El fenómeno de Bad Bunny ha superado los márgenes de la industria musical para convertirse en un reflejo de la cultura contemporánea. Más allá de las cifras, las giras y los premios, el artista puertorriqueño ha conseguido algo que pocos músicos de su generación se han atrevido a intentar: mirar hacia sus raíces. En su más reciente producción, deBí TiRARMáS FOTos, así como en sus conciertos recientes en Puerto Rico, se advierte una clara intención de reconectarse con la herencia musical del Caribe. Bad Bunny explora ritmos como la plena, la música jíbara, la bomba y la tradición cubana —representada por géneros como el Son (Salsa) y el bolero—, todos pilares esenciales de la identidad sonora del Caribe.
Esta búsqueda no es casual ni superficial. En un contexto donde la música popular suele ser reducida a un producto de consumo rápido, Bad Bunny propone una relectura de lo que significa ser puertorriqueño en el siglo XXI, reconociendo la raíz afroantillana que nutre tanto al reguetón como a buena parte de la música del Caribe. En este sentido, su obra no solo suena a fiesta: suena a memoria, a historia, a un pueblo que se expresa con el cuerpo tanto como con la voz.
Y es precisamente ahí donde radica la incomprensión de muchos críticos. Innumerables músicos profesionales y oyentes “cultos” desestiman el reguetón por considerarlo repetitivo, simple o carente de valor artístico. Pero esta crítica parte de un error fundamental: juzgar el reguetón desde parámetros que no le corresponden. Este género —como otros en el pasado, antes que él— no busca elevar el intelecto, sino mover el cuerpo. Su función es otra: liberar energía, canalizar emociones, propiciar el encuentro y la catarsis colectiva.
No toda manifestación artística tiene que aspirar a la contemplación o a la complejidad formal. La música popular bailable, desde los tambores africanos hasta el jazz y la salsa, ha existido para acompañar los rituales sociales y emocionales del ser humano. Despreciarla por su sencillez es negar el poder del ritmo como vehículo de identidad y expresión. Si hemos de elevar nuestro intelecto, entonces se buscaría otro tipo de repertorio musical; pero el reguetón no pretende ser un tratado filosófico, sino un espacio de comunión y disfrute.
En deBí TiRARMáS FOTos, Bad Bunny logra un equilibrio entre modernidad y tradición. El disco, producido por Tainy, La Paciencia y MAG, combina los recursos electrónicos del género urbano con timbres y acentos que evocan la sonoridad de la plena y la bomba. Esta mezcla no es anecdótica: responde a una conciencia estética que reconoce la herencia cultural sin perder la frescura contemporánea.
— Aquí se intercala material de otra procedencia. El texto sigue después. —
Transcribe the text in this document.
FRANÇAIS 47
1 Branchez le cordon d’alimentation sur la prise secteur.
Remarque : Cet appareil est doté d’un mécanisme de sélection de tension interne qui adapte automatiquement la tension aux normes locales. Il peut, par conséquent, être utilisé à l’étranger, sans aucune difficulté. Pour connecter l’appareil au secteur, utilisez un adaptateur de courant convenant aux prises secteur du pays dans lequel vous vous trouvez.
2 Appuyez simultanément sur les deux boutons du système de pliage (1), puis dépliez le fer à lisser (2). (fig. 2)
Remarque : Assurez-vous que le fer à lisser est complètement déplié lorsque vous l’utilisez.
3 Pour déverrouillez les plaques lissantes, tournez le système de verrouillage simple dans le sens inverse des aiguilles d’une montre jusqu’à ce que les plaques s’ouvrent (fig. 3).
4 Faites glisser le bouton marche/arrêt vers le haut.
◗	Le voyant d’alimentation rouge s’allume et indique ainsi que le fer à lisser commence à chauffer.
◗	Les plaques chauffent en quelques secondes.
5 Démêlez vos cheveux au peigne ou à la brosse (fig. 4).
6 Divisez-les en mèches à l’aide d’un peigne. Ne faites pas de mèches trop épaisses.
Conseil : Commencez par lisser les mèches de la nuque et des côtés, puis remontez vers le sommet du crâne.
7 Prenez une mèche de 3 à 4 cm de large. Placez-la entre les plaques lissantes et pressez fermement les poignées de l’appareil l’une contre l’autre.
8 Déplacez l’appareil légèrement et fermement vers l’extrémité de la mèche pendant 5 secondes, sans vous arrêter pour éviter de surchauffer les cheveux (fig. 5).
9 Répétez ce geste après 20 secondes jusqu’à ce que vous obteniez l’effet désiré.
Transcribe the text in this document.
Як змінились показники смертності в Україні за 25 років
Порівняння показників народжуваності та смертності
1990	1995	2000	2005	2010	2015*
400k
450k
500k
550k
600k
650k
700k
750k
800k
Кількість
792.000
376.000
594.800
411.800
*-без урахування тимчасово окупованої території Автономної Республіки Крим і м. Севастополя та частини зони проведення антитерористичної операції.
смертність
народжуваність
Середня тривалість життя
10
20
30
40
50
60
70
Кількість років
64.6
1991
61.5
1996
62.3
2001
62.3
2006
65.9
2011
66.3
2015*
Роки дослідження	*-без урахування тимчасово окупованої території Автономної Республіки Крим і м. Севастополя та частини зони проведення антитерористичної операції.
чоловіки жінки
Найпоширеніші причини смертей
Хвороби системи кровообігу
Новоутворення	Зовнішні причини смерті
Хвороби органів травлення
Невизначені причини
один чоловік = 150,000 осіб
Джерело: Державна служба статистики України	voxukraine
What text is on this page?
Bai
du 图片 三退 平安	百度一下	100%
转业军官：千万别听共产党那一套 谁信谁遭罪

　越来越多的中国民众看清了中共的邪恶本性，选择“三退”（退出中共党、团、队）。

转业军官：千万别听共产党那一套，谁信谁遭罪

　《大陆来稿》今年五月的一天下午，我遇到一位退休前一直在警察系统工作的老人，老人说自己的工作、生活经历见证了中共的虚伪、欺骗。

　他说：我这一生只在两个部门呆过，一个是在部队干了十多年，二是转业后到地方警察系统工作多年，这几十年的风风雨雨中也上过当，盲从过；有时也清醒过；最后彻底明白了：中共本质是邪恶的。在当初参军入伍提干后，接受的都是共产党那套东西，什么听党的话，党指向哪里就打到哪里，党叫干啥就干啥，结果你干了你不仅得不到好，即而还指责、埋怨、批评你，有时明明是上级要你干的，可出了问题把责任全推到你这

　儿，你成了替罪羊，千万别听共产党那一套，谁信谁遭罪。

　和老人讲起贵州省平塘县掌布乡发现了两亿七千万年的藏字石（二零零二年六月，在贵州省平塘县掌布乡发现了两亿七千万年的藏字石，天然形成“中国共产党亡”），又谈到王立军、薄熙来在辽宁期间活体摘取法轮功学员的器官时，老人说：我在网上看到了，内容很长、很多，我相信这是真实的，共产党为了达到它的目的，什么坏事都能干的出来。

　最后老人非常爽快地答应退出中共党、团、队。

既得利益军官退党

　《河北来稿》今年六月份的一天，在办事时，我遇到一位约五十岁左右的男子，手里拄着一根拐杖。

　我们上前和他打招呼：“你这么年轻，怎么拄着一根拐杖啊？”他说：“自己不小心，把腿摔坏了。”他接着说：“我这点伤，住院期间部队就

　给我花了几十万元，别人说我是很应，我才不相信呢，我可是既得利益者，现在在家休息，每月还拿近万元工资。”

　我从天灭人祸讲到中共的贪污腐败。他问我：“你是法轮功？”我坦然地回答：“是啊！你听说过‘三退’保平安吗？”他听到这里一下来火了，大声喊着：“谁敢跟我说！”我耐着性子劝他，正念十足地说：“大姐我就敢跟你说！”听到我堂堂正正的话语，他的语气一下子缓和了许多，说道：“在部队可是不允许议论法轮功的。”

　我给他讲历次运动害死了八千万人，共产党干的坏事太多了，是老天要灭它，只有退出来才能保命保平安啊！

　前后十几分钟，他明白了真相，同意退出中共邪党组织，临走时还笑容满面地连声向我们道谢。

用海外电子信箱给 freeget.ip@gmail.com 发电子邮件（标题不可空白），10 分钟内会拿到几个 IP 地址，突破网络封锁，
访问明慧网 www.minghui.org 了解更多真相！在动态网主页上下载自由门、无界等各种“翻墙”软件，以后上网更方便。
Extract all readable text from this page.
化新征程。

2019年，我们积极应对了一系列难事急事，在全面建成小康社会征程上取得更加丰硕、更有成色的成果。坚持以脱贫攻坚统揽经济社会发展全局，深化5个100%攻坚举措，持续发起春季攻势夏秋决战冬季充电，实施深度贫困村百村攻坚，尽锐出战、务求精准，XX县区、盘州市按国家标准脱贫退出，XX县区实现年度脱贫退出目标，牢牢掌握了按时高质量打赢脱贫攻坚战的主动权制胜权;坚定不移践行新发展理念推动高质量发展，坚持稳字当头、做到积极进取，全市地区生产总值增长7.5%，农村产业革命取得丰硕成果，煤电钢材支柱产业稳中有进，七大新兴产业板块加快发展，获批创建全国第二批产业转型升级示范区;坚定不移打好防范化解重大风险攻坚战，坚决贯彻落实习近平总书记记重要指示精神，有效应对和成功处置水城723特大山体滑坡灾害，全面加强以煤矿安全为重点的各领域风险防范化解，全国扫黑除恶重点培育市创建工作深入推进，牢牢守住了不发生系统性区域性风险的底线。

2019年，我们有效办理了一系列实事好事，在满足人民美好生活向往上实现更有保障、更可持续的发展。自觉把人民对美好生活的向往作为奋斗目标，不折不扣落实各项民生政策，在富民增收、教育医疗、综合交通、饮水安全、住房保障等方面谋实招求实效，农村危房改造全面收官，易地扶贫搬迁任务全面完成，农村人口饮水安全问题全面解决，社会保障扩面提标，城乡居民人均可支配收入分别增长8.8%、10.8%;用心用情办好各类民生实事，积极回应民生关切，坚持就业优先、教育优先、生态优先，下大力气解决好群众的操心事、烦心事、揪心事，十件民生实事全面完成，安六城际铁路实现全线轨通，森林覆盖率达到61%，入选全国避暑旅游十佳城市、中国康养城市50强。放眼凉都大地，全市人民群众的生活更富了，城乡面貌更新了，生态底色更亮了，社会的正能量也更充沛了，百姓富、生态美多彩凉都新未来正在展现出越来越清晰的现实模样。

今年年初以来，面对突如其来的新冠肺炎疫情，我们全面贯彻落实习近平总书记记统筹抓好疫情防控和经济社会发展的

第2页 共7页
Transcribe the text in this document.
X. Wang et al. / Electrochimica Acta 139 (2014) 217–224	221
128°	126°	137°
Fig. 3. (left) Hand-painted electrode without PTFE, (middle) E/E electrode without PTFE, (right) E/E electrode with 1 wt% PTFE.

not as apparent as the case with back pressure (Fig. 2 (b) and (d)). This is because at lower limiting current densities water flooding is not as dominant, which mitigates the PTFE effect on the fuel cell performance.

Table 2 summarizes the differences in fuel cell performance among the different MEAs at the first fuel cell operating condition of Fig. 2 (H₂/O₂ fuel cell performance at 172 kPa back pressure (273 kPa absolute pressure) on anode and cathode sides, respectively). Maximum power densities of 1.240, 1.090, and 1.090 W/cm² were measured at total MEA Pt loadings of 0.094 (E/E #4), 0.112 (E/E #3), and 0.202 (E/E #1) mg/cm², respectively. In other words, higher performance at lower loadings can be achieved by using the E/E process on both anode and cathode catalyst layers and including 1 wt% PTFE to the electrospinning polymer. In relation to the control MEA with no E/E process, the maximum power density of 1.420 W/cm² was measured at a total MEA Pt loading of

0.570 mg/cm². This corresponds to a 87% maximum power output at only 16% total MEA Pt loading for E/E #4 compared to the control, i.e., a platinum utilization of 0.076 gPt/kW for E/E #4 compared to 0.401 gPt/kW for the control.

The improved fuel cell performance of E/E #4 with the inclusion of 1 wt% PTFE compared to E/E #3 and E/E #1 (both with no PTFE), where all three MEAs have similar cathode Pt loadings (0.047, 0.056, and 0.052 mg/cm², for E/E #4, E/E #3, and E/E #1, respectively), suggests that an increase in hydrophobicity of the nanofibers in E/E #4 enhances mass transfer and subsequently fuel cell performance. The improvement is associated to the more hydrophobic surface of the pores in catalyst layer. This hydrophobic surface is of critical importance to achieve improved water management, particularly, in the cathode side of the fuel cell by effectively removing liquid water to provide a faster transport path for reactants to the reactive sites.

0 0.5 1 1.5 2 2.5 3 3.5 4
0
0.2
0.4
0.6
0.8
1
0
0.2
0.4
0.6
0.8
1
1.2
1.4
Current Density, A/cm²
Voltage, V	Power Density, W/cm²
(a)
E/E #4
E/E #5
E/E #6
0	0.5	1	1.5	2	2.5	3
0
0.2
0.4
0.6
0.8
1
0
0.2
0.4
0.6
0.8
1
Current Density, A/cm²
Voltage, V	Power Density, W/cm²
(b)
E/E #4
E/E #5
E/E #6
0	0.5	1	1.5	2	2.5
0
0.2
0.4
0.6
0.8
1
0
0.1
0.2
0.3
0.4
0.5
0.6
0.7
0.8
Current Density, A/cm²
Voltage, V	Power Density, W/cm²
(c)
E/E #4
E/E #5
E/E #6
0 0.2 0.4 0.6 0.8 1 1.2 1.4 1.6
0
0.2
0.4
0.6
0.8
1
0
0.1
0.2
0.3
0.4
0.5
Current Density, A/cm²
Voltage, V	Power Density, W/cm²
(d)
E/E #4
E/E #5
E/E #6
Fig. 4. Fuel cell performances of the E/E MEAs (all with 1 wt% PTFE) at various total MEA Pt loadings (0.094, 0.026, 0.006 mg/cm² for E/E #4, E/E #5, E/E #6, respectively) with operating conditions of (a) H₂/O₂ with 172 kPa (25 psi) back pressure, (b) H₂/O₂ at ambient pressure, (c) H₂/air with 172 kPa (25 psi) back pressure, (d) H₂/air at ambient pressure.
Lo que para algunos podría parecer un simple giro estilístico, es en realidad un gesto de madurez artística. En lugar de rendirse ante la presión de la industria por repetir fórmulas exitosas, Bad Bunny decide ampliar el horizonte sonoro del reguetón, devolviéndole su sentido histórico y su riqueza rítmica. Su mirada hacia los géneros tradicionales no es un acto de nostalgia, sino de afirmación: una declaración de que el futuro de la música urbana está íntimamente ligado a su pasado.
Como compositor y observador de la cultura musical, creo que el valor del reguetón —y de la obra de Bad Bunny en particular— no está en su complejidad técnica, sino en su honestidad. En un mundo saturado de artificios, su autenticidad es una forma de resistencia. Este género conecta con las emociones más primarias del ser humano: el deseo, la energía, la pertenencia. Es, en el fondo, una música del cuerpo, pero también del alma colectiva.
Criticarlo por no ser “intelectual” equivale a exigirle a una danza ritual africana que se parezca a una fuga de Bach. Ambos lenguajes son válidos, pero responden a realidades distintas. El error es jerarquizarlos, como si lo popular fuera menor que lo académico. En realidad, la cultura caribeña ha demostrado que el ritmo puede ser tan revelador como la palabra, y que la emoción también es una forma de conocimiento.
Con su reciente trabajo, Bad Bunny nos recuerda algo esencial: el Caribe no se piensa, se siente; no se teoriza, se baila. Y al hacerlo, nos devuelve una lección de humildad estética: la música no tiene que ser complicada para ser significativa. A veces basta con un tambor, un bajo profundo y un cuerpo dispuesto a moverse para que todo cobre sentido.
En tiempos en que muchos buscan sofisticación, Bad Bunny reivindica lo esencial. Y en eso radica su verdadero aporte: demostrar que el ritmo también puede ser una forma de sabiduría.